Investimentos e aumento de área plantada
Para o vice-presidente da Farsul e ex-presidente da Associação Rural do município, Gedeão Silveira Pereira, o produtor atendeu a demanda nacional pela produção de grãos, no caso o da soja. Com isso, aumentou os investimentos para a cultura na região de Bagé. “Se formos pensar que Bagé é uma fronteira agrícola e que não tínhamos infraestrutura para atender a demanda pela soja, houve um grande investimento em máquinas, implementos em geral, como tratores, colheitadeiras, insumos, armazenamento e tudo isso para que, em sete anos, saíssemos de uma área plantada no município de cerca de cinco mil hectares para um volume superior a 100 mil”, reitera o dirigente.
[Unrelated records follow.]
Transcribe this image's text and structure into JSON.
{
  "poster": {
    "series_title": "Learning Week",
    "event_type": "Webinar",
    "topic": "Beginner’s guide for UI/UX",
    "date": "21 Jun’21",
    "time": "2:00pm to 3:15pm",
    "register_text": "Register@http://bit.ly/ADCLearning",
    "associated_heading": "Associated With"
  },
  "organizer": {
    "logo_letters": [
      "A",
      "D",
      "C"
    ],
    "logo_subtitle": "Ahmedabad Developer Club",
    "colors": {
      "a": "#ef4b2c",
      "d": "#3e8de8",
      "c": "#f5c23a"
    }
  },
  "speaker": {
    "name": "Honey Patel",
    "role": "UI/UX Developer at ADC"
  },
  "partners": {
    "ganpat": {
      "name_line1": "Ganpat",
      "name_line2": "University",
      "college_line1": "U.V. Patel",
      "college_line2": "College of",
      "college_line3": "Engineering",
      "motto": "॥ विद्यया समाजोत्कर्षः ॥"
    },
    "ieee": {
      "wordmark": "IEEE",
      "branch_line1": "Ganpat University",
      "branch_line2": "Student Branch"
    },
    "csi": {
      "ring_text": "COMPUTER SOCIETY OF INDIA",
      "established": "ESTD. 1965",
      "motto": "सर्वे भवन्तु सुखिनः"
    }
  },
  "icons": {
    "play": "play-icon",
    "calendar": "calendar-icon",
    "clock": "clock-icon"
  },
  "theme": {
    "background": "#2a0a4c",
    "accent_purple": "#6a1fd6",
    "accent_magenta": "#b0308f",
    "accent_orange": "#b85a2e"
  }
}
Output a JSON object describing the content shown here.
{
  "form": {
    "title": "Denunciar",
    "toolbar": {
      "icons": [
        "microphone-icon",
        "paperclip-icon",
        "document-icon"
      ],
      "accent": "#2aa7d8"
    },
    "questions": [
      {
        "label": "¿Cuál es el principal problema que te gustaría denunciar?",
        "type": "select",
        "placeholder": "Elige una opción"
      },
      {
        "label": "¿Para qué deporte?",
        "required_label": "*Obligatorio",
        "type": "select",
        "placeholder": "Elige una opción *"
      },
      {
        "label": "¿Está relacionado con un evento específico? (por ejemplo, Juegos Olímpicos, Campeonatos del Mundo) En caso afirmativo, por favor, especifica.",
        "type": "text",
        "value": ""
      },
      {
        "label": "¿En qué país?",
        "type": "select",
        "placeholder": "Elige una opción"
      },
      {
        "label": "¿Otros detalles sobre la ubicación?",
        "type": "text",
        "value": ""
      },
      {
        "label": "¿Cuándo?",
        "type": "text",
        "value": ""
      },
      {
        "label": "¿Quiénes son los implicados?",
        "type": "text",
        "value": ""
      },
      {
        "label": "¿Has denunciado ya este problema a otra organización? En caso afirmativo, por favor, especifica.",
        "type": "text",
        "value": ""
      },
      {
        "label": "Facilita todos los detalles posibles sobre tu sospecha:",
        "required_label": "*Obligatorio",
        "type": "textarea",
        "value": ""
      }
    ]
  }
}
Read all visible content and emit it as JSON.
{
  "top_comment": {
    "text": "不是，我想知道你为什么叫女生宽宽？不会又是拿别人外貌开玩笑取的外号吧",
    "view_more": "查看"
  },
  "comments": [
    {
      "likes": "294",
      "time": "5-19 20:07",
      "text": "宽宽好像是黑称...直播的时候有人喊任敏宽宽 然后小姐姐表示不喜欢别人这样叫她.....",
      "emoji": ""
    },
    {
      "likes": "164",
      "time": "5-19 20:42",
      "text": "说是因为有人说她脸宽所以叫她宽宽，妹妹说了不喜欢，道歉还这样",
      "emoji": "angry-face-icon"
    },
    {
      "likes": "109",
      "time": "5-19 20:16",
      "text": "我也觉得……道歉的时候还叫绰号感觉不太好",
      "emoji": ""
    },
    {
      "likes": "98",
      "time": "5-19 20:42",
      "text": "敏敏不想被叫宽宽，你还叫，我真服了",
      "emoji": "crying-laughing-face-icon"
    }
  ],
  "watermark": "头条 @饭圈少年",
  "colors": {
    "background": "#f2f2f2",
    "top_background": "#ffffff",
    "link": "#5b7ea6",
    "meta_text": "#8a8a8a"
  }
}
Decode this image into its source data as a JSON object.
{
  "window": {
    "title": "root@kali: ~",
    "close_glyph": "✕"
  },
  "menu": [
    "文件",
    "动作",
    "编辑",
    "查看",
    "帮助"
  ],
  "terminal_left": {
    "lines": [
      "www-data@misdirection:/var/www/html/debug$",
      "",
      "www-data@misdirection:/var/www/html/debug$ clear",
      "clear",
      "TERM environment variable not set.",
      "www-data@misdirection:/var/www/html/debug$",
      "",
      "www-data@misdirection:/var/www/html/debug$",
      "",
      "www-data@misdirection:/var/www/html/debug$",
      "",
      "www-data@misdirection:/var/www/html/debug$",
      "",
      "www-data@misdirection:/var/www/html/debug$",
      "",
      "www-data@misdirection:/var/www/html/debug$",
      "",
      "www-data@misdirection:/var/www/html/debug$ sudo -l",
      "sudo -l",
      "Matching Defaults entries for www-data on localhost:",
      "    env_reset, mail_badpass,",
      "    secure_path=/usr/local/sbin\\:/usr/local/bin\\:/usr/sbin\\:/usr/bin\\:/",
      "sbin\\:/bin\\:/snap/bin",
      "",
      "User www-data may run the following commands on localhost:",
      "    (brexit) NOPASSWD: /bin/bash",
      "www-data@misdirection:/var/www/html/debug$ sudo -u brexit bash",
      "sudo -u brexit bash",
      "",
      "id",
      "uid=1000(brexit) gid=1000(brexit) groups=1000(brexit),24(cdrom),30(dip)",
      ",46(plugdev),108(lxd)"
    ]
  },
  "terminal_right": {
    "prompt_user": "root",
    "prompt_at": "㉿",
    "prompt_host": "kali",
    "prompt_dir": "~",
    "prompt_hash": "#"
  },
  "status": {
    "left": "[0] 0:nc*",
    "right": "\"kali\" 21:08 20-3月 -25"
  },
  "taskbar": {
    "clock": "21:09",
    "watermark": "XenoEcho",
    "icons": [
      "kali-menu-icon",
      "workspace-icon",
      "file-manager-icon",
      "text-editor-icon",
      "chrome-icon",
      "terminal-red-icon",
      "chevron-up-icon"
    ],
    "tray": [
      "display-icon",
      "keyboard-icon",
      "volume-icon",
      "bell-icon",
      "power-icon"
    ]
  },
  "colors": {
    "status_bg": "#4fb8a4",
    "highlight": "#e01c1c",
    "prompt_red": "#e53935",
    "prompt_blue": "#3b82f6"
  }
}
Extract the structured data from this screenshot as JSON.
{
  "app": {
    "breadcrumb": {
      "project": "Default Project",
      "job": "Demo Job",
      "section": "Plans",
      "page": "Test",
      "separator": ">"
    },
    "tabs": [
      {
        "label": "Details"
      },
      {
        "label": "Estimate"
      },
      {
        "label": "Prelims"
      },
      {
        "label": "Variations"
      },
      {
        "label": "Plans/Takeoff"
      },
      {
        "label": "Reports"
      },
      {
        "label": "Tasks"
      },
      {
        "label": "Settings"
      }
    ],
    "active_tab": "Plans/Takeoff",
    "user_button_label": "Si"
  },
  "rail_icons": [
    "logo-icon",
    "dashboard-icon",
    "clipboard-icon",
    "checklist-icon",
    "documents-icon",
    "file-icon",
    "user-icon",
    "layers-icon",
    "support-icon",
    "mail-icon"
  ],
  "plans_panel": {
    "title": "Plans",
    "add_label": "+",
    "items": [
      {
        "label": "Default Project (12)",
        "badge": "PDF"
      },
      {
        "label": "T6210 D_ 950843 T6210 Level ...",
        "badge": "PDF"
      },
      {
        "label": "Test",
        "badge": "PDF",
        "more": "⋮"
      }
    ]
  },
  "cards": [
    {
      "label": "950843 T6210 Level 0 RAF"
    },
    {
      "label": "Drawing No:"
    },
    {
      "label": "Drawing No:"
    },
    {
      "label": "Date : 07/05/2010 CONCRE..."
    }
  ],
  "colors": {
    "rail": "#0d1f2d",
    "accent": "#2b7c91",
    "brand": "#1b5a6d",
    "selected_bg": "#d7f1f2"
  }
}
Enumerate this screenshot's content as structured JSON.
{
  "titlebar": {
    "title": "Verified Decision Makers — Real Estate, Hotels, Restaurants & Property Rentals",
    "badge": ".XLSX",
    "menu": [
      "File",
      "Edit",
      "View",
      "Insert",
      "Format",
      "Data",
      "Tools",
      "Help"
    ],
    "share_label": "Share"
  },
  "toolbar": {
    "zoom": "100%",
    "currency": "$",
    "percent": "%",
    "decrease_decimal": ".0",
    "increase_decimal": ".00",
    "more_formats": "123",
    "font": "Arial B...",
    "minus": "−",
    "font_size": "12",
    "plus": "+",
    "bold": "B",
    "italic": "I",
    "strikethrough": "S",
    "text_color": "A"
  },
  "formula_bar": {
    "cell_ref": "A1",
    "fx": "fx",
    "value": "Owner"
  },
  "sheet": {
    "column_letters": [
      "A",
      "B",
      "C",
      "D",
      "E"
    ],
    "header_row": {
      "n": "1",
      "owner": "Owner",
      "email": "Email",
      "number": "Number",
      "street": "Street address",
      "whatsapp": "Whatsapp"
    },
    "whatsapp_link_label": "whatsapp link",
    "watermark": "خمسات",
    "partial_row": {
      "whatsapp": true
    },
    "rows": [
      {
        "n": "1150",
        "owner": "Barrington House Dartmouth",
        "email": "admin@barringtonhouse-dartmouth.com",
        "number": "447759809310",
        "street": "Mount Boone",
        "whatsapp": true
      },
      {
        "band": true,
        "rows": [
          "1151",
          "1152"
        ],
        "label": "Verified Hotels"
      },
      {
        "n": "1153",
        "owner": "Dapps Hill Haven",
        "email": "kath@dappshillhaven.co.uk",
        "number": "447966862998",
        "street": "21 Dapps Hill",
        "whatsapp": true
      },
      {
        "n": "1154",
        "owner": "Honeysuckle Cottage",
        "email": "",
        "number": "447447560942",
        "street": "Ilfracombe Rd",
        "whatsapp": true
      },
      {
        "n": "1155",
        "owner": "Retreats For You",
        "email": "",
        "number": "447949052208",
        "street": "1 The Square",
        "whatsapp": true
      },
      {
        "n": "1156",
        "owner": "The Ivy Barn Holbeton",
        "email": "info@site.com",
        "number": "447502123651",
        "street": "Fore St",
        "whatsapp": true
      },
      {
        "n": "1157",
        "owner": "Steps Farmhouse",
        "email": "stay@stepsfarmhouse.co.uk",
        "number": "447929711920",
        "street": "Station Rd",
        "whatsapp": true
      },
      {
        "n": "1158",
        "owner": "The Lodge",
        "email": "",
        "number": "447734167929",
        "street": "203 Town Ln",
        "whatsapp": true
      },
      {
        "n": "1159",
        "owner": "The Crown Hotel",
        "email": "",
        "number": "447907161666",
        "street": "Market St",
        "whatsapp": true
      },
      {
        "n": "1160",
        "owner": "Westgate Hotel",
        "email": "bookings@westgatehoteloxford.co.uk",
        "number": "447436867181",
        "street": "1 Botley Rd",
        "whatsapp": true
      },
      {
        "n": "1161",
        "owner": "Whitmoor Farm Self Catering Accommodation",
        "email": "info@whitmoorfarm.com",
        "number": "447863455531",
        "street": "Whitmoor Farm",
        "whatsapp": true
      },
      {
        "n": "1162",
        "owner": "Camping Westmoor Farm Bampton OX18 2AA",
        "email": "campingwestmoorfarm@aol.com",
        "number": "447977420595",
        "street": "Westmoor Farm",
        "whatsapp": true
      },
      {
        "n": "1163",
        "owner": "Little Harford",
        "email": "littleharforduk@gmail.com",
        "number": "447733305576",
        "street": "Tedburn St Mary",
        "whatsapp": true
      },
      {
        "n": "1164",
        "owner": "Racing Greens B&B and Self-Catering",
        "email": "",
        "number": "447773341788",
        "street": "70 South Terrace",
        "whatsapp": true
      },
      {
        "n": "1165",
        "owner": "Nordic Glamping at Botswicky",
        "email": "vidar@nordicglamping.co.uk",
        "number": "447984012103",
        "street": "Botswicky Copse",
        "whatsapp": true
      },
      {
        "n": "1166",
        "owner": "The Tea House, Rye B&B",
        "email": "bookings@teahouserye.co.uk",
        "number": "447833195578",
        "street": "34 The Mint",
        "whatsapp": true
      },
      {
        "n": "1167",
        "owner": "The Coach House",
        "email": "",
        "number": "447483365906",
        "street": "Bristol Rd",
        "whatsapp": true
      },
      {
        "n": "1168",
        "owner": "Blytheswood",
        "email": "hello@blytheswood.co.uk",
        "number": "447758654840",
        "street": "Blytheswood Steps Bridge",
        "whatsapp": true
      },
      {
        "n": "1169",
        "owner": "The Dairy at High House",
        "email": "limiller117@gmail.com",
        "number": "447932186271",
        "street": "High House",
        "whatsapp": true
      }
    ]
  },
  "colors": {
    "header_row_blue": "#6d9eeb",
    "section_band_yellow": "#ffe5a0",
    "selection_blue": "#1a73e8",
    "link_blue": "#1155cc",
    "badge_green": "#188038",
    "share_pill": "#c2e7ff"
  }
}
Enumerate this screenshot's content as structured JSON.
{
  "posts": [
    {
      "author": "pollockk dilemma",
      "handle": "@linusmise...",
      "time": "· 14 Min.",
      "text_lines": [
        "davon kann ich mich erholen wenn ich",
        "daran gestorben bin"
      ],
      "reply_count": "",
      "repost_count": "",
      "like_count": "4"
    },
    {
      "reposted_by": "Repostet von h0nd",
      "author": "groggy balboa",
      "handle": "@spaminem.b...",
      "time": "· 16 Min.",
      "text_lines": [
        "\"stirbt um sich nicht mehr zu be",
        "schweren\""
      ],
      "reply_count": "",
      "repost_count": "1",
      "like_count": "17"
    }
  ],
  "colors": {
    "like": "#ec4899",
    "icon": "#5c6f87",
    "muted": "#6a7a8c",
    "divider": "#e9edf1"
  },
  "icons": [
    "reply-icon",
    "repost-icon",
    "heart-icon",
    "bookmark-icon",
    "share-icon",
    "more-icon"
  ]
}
Esse volume de investimentos, neste ano, representou uma vitória para o setor agrícola de Bagé. Isso porque, após uma safra com diversos problemas, incluindo uma severa quebra em produtividade, efeito do fenômeno El Niño - que trouxe chuvas da semeadura até a colheita da soja -, o período atual foi de bonança para os produtores. Isso porque para a safra 2016-2017 houve recorde na colheita da oleaginosa. Resultado que comprova, para muitos, que ela está consolidada na Rainha da Fronteira. O empresário e produtor Valmor Coradini Júnior reforça esse sentimento. Para ele, os números de alta produtividade deste ano vão além da safra que se encerrou recentemente. Ele enfatiza que os produtores da região têm conhecimento e tecnologia para produzir. “A safra trará um sentimento de vitória e um entusiasmo para as próximas. O produtor irá observar, cada vez mais, a cultura com ânimo redobrado. A solução da grande quebra da safra 2015-2016 não se resolverá com a que se encerrou agora, mas iniciou pelos resultados obtidos nesta última”, comenta o empresário. Coradini Júnior aposta em um aumento entre 5 a 10% na área plantada com soja para a safra 2017-2018. “A soja é um negócio rentável e que veio para ficar. Não é apenas aqui que se fala em nova fronteira agrícola na Metade Sul do Rio Grande do Sul. As operadoras do mercado também comentam sobre isso e aqui temos área para expansão. O crescimento poderá ser em um ritmo mais lento do que aconteceu nos últimos anos, quando a área plantada deu um salto, mas ele prosseguirá. Isso é importante, porque onde a soja se estabelece ela movimenta a economia e traz riqueza para a região”, conclui o empresário.